People don't live or function in a vacuum. They live and behave based on the ideas they conform to.
Don't get me wrong, I agree that the people are responsible for their actions, but we can't separate the people from the ideas. Some people function well with worldviews that can't form a coherent morality system because there is something about those people that makes them predisposed to do good.
Other people, like myself, used the foundational ideas of the atheistic naturalistic worldview to do the bad things that I wanted to and not feel guilty or ashamed about it at all. I could steal, cheat, lie to, and hurt other people to get what I wanted because of "survival of the fittest," it was me or them, or how we said it in the street, "you gotta get it how you live." I didn't rationalize myself into believing that at the time (I was to high to think that deep back then.) It boils down to being a product of a fallen human nature, environment, and ideology/belief system.
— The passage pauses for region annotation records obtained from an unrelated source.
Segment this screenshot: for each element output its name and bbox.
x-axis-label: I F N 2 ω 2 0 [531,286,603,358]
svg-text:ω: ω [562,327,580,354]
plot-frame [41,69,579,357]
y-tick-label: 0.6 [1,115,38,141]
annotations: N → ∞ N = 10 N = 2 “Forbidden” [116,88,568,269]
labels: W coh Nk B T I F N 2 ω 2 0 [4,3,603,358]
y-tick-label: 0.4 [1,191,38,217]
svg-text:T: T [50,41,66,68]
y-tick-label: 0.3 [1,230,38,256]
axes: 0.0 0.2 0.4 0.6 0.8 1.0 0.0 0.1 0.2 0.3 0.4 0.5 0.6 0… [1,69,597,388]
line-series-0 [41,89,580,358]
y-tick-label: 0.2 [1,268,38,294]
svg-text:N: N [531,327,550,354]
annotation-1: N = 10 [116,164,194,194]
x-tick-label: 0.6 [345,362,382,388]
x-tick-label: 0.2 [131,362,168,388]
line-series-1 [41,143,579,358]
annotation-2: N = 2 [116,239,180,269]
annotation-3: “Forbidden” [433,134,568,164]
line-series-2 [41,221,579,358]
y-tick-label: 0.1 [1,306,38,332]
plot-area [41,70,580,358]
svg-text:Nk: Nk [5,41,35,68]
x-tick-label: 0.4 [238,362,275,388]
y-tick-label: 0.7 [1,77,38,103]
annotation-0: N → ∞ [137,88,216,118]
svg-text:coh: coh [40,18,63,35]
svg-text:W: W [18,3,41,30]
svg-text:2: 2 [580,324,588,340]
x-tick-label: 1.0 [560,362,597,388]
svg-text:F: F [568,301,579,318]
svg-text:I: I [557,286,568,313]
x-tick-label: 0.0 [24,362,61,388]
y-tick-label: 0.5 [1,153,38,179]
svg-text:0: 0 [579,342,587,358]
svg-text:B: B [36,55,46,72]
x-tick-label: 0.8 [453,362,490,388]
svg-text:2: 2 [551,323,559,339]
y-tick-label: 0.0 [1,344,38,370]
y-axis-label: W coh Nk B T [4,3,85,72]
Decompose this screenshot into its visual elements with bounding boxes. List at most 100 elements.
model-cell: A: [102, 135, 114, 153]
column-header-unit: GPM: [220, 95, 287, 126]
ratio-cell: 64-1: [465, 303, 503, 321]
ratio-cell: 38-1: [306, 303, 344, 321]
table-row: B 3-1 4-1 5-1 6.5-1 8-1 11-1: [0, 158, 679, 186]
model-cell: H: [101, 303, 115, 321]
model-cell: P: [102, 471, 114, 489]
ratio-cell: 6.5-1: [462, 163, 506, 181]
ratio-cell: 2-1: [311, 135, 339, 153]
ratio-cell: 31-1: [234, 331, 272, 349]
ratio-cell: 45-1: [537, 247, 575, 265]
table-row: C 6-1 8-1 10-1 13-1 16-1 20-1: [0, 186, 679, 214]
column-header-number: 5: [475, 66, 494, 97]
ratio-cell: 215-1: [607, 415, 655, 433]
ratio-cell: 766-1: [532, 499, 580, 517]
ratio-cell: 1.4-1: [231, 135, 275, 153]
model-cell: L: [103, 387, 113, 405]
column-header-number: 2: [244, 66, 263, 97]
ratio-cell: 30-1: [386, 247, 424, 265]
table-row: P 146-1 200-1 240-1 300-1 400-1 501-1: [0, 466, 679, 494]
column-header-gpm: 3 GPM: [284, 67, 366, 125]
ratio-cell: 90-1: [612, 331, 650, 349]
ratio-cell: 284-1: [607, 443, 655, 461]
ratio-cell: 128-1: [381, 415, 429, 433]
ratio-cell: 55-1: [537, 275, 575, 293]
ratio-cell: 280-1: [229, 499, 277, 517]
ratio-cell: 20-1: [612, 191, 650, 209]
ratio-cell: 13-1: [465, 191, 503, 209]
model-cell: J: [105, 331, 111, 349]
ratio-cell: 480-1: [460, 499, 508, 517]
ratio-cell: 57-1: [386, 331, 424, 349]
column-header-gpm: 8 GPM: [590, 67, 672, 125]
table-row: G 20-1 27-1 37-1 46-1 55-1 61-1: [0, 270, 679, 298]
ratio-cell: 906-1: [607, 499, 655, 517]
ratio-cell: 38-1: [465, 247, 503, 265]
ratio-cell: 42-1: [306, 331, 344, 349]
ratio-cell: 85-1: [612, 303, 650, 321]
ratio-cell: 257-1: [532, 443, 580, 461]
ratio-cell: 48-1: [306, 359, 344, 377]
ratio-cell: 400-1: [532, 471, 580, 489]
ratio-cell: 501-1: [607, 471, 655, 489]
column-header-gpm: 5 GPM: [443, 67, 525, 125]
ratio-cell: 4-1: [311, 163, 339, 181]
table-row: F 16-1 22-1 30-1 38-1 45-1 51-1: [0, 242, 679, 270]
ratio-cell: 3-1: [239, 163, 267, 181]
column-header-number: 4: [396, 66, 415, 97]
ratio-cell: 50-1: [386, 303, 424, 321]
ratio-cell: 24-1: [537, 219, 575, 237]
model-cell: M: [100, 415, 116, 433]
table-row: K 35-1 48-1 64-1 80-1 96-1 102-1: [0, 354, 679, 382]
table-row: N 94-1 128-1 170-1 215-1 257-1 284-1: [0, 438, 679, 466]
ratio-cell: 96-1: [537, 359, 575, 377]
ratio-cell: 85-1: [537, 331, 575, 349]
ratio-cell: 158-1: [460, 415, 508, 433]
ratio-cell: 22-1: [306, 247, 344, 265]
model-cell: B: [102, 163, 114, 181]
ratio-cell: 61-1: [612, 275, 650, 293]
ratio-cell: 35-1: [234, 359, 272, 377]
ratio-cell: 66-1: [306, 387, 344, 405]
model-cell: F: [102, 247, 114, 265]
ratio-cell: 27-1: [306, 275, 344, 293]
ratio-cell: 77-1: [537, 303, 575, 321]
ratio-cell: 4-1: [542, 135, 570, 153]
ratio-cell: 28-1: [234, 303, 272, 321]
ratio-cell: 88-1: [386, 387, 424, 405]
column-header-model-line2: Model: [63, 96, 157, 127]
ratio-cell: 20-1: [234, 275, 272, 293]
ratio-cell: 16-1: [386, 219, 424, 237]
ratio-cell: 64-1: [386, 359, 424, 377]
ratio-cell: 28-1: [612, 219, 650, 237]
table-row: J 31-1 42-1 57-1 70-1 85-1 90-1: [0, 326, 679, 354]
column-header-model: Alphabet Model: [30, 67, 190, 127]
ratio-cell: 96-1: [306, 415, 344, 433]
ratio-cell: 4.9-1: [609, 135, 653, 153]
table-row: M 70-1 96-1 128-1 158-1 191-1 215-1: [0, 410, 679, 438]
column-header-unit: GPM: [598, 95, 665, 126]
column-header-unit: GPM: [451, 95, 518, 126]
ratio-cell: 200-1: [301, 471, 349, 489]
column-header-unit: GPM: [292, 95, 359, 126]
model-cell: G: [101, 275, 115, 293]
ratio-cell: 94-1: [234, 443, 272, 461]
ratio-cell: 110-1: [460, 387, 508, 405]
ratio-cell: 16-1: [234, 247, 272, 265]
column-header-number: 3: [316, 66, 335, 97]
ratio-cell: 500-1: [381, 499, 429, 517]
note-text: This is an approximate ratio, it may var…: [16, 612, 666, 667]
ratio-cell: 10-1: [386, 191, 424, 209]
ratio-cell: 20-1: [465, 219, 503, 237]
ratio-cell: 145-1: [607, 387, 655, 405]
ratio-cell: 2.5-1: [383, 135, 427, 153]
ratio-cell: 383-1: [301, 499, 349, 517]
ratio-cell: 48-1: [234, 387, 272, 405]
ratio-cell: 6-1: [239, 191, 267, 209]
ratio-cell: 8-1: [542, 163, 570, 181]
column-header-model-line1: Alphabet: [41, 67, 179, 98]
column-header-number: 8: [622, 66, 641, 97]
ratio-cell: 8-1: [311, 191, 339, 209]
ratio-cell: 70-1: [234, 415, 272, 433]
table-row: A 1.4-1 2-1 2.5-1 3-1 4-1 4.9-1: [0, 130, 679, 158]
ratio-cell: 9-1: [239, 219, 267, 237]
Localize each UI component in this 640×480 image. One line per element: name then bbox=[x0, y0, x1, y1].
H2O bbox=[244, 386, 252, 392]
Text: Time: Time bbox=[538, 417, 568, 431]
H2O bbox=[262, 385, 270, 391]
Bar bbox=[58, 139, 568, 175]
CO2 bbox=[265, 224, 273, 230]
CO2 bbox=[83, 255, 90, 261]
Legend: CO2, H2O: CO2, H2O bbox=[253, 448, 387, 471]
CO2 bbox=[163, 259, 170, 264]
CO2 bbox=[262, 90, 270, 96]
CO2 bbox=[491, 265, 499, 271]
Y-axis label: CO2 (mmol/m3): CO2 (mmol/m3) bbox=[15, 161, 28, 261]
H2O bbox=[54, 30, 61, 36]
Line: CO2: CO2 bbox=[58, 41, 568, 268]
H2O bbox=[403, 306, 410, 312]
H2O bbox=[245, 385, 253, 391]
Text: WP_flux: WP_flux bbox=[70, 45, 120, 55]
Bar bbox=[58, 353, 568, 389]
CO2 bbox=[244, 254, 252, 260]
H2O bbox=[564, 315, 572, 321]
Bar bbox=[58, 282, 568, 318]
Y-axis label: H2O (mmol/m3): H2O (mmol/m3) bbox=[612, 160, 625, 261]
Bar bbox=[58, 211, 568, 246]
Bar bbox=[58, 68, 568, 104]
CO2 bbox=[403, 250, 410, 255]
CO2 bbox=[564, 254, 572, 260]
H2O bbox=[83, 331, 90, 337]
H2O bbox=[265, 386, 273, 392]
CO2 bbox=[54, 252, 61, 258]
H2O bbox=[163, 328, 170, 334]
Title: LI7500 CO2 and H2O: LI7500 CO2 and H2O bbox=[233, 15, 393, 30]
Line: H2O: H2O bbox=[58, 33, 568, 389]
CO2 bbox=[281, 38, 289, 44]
I would rather live according to a philosophy that can be the foundation of a coherent morality system. Not one where if the adherents were leaders of the country and they decided that committing atrocities against people was what needed to be done for "the good of the collective/country" then that philosophical system couldn't logically and consistently be used to decry their actions.
That is why I mentioned communist China and Russia, which at the time were avowed atheistic countries. If morality is up to people or the society we can't call what individuals and entire belief systems do "bad" or "immoral."